If MATs are the future of schools in England, and the DfE continues to push for its 2030 target for all schools to join MATs, then it will need to address MATs’ reputation that they treat head teachers unfairly and disposably. Head teachers are passionate about their jobs and work close to burnout to best support the children in their care (Towers, 2020). However, if head teachers are to work in a system where they do not feel safe – due to an underlying narrative in the academy system that head teachers are expendable – heads will be forced to expend energy protecting themselves from the threat of the MAT and look to protect their own job, and not have energy or capacity to have novel ideas that will improve their schools for the local communities they serve (Alderfer, 1969; Maslow, 1943; Sinek, 2014).
Conclusion
Suppose schools join MATs; no matter how shiny their flyer may be or how persuasive their pitch on top-slice funding percentages, head teachers and governors must remember that entering an empire of schools removes local decision-making from communities for good. The ultimate say now lies with the CEO, and the ability of the head teacher to have a maverick idea (Male and Palaiologou, 2015) now requires the sign-off of a CEO who has to take account of the needs of the many schools in their empire, not just one, meaning that the CEO needs to decide the direction and positioning of the trust as a whole (Spicksley, 2020).

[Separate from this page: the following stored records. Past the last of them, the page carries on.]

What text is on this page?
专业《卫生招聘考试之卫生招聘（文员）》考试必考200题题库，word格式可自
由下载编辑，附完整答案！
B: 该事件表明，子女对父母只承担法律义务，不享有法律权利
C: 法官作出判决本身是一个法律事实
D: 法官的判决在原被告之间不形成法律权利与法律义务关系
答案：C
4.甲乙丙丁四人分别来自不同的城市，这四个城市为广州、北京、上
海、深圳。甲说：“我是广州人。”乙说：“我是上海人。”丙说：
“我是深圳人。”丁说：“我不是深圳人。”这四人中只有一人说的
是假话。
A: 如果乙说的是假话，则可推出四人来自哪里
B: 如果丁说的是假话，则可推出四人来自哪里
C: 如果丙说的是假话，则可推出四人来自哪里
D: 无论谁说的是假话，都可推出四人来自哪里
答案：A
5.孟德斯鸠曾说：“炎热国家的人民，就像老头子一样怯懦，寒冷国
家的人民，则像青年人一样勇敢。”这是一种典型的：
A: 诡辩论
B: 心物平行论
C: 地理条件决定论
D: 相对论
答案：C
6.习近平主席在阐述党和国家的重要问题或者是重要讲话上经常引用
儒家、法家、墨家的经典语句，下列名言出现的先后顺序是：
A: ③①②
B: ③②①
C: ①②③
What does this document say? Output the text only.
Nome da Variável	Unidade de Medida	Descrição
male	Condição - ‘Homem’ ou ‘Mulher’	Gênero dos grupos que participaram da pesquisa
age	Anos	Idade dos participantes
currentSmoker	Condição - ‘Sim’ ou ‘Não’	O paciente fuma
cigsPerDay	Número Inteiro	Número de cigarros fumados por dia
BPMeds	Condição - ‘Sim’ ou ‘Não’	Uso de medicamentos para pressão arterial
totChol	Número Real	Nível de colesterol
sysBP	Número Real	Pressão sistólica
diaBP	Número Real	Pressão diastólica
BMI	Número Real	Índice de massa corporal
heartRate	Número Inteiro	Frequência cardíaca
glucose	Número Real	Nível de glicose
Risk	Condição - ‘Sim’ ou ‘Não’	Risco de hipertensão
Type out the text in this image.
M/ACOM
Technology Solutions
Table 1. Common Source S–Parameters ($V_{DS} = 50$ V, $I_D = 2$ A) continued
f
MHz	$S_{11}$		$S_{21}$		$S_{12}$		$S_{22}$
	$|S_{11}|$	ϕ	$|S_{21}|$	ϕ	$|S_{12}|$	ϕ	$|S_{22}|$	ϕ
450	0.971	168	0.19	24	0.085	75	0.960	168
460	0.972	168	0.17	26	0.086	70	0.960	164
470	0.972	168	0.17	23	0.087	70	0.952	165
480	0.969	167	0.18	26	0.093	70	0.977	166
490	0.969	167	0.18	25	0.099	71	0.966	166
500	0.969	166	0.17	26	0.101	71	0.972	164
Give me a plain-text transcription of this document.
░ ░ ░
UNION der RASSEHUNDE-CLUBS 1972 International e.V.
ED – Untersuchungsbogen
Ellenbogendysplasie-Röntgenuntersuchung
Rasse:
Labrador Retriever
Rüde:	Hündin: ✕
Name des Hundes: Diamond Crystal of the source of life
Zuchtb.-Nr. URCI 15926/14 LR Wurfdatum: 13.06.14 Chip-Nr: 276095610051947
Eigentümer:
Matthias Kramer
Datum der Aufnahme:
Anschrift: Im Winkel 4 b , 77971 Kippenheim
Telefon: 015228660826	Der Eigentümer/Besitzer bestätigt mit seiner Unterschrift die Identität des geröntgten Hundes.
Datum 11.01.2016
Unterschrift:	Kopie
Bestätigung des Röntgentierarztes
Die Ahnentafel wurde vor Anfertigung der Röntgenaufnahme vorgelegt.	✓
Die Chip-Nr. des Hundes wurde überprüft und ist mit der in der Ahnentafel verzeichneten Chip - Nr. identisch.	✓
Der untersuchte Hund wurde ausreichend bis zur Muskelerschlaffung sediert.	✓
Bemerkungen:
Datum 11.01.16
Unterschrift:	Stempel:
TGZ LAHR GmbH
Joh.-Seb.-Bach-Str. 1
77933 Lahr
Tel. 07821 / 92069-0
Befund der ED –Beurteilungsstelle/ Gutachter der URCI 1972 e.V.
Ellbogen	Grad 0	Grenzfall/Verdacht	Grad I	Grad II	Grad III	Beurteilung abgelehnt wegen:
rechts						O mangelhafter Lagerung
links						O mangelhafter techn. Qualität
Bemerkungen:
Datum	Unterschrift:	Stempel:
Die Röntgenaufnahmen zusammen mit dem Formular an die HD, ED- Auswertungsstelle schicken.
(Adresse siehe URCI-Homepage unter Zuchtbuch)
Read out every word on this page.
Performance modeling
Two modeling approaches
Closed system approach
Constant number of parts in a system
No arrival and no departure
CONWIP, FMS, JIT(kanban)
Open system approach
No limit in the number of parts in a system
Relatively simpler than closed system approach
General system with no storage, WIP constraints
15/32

Over the coming years, school leaders will be faced with the dilemma of joining a MAT, and schools will be considering which trust is best for them and which is the least bad option (Spicksley, 2020). However, I believe now is the time for us in the system to decide what we value, not for the sake of autonomy for individual heads or the pursuit of power for power's sake, but in the belief that communities deserve local leaders who have the agility and freedom to make decisions for the schools in the community that are beneficial to the education system as a whole.
I will continue to engage in the academy conversation and wait to be convinced that it is right for my pupils, staff and community. However, when CEOs attempt to meet with me to persuade me to join their empire, I will be sure to ask if taxpayers’ money will be funding their time at the meeting and why they specifically want my school in their deck of Top Trumps cards.
Declarations and conflicts of interest
Research ethics statement
The author conducted the research reported in this article in accordance with BELA standards. The original study from which the quotations are derived has been approved by the ethical board of Anglia Ruskin University.
Consent for publication statement
The author declares that research participants’ informed consent to publication of findings – including photos, videos and any personal or identifiable information – was secured prior to publication.
Conflicts of interest statement
The author declares no conflicts of interest with this work. All efforts to sufficiently anonymise the author during peer review of this article have been made. The author declares no further conflicts with this article.